[Beta] Multi-modal ReAct Agent#

In this tutorial we show you how to construct a multi-modal ReAct agent.

This is an agent that can take in both text and images as the input task definition, and go through chain-of-thought + tool use to try to solve the task.

This is implemented with our lower-level Agent API, allowing us to explicitly step through the ReAct loop to show you what’s happening in each step.

We show two use cases:

RAG Agent: Given text/images, can query a RAG pipeline to lookup the answers. (given a screenshot from OpenAI Dev Day 2023)
Web Agent: Given text/images, can query a web tool to lookup relevant information from the web (given a picture of shoes).

NOTE: This is explicitly a beta feature, the abstractions will likely change over time!

NOTE: This currently only works with GPT-4V.

Augment Image Analysis with a RAG Pipeline#

In this section we create a multimodal agent equipped with a RAG Tool.

Setup Data#

%pip install llama-index-llms-openai
%pip install llama-index-readers-web
%pip install llama-index-multi-modal-llms-openai
%pip install llama-index-tools-metaphor

# download images we'll use to run queries later
!wget "https://images.openai.com/blob/a2e49de2-ba5b-4869-9c2d-db3b4b5dcc19/new-models-and-developer-products-announced-at-devday.jpg?width=2000" -O other_images/openai/dev_day.png
!wget "https://drive.google.com/uc\?id\=1B4f5ZSIKN0zTTPPRlZ915Ceb3_uF9Zlq\&export\=download" -O other_images/adidas.png

--2024-01-02 20:25:25--  https://images.openai.com/blob/a2e49de2-ba5b-4869-9c2d-db3b4b5dcc19/new-models-and-developer-products-announced-at-devday.jpg?width=2000
Resolving images.openai.com (images.openai.com)... 2606:4700:4400::6812:28cd, 2606:4700:4400::ac40:9333, 172.64.147.51, ...
Connecting to images.openai.com (images.openai.com)|2606:4700:4400::6812:28cd|:443... connected.
HTTP request sent, awaiting response... 200 OK
Length: 300894 (294K) [image/jpeg]
Saving to: ‘other_images/openai/dev_day.png’

other_images/openai 100%[===================>] 293.84K  --.-KB/s    in 0.02s   

2024-01-02 20:25:25 (13.8 MB/s) - ‘other_images/openai/dev_day.png’ saved [300894/300894]

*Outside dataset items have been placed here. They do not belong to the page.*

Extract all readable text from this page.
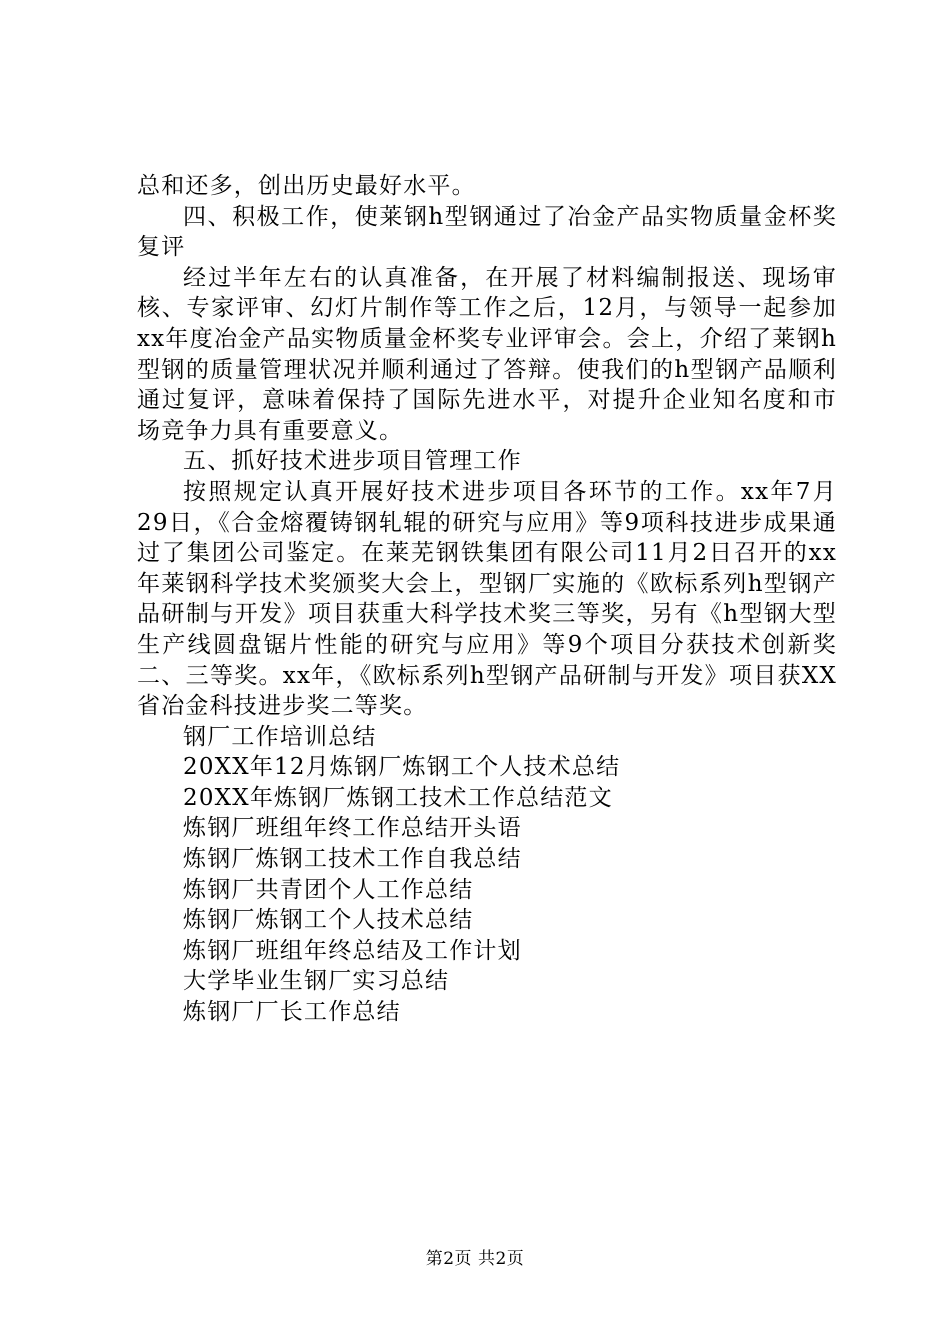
总和还多，创出历史最好水平。

四、积极工作，使莱钢h型钢通过了冶金产品实物质量金杯奖复评

经过半年左右的认真准备，在开展了材料编制报送、现场审核、专家评审、幻灯片制作等工作之后，12月，与领导一起参加xx年度冶金产品实物质量金杯奖专业评审会。会上，介绍了莱钢h型钢的质量管理状况并顺利通过了答辩。使我们的h型钢产品顺利通过复评，意味着保持了国际先进水平，对提升企业知名度和市场竞争力具有重要意义。

五、抓好技术进步项目管理工作

按照规定认真开展好技术进步项目各环节的工作。xx年7月29日，《合金熔覆铸钢轧辊的研究与应用》等9项科技进步成果通过了集团公司鉴定。在莱芜钢铁集团有限公司11月2日召开的xx年莱钢科学技术奖颁奖大会上，型钢厂实施的《欧标系列h型钢产品研制与开发》项目获重大科学技术奖三等奖，另有《h型钢大型生产线圆盘锯片性能的研究与应用》等9个项目分获技术创新奖二、三等奖。xx年，《欧标系列h型钢产品研制与开发》项目获XX省冶金科技进步奖二等奖。

钢厂工作培训总结
20XX年12月炼钢厂炼钢工个人技术总结
20XX年炼钢厂炼钢工技术工作总结范文
炼钢厂班组年终工作总结开头语
炼钢厂炼钢工技术工作自我总结
炼钢厂共青团个人工作总结
炼钢厂炼钢工个人技术总结
炼钢厂班组年终总结及工作计划
大学毕业生钢厂实习总结
炼钢厂厂长工作总结
第2页 共2页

from llama_index.readers.web import SimpleWebPageReader

url = "https://openai.com/blog/new-models-and-developer-products-announced-at-devday"
reader = SimpleWebPageReader(html_to_text=True)
documents = reader.load_data(urls=[url])

Setup Tools#

from llama_index.llms.openai import OpenAI
from llama_index.core import VectorStoreIndex
from llama_index.core.tools import QueryEngineTool, ToolMetadata

from llama_index.core import Settings

Settings.llm = OpenAI(temperature=0, model="gpt-3.5-turbo")

vector_index = VectorStoreIndex.from_documents(
    documents,
)

query_tool = QueryEngineTool(
    query_engine=vector_index.as_query_engine(),
    metadata=ToolMetadata(
        name=f"vector_tool",
        description=(
            "Useful to lookup new features announced by OpenAI"
            # "Useful to lookup any information regarding the image"
        ),
    ),
)

Setup Agent#

from llama_index.core.agent.react_multimodal.step import (
    MultimodalReActAgentWorker,
)
from llama_index.core.agent import AgentRunner
from llama_index.core.multi_modal_llms import MultiModalLLM
from llama_index.multi_modal_llms.openai import OpenAIMultiModal
from llama_index.core.agent import Task

mm_llm = OpenAIMultiModal(model="gpt-4-vision-preview", max_new_tokens=1000)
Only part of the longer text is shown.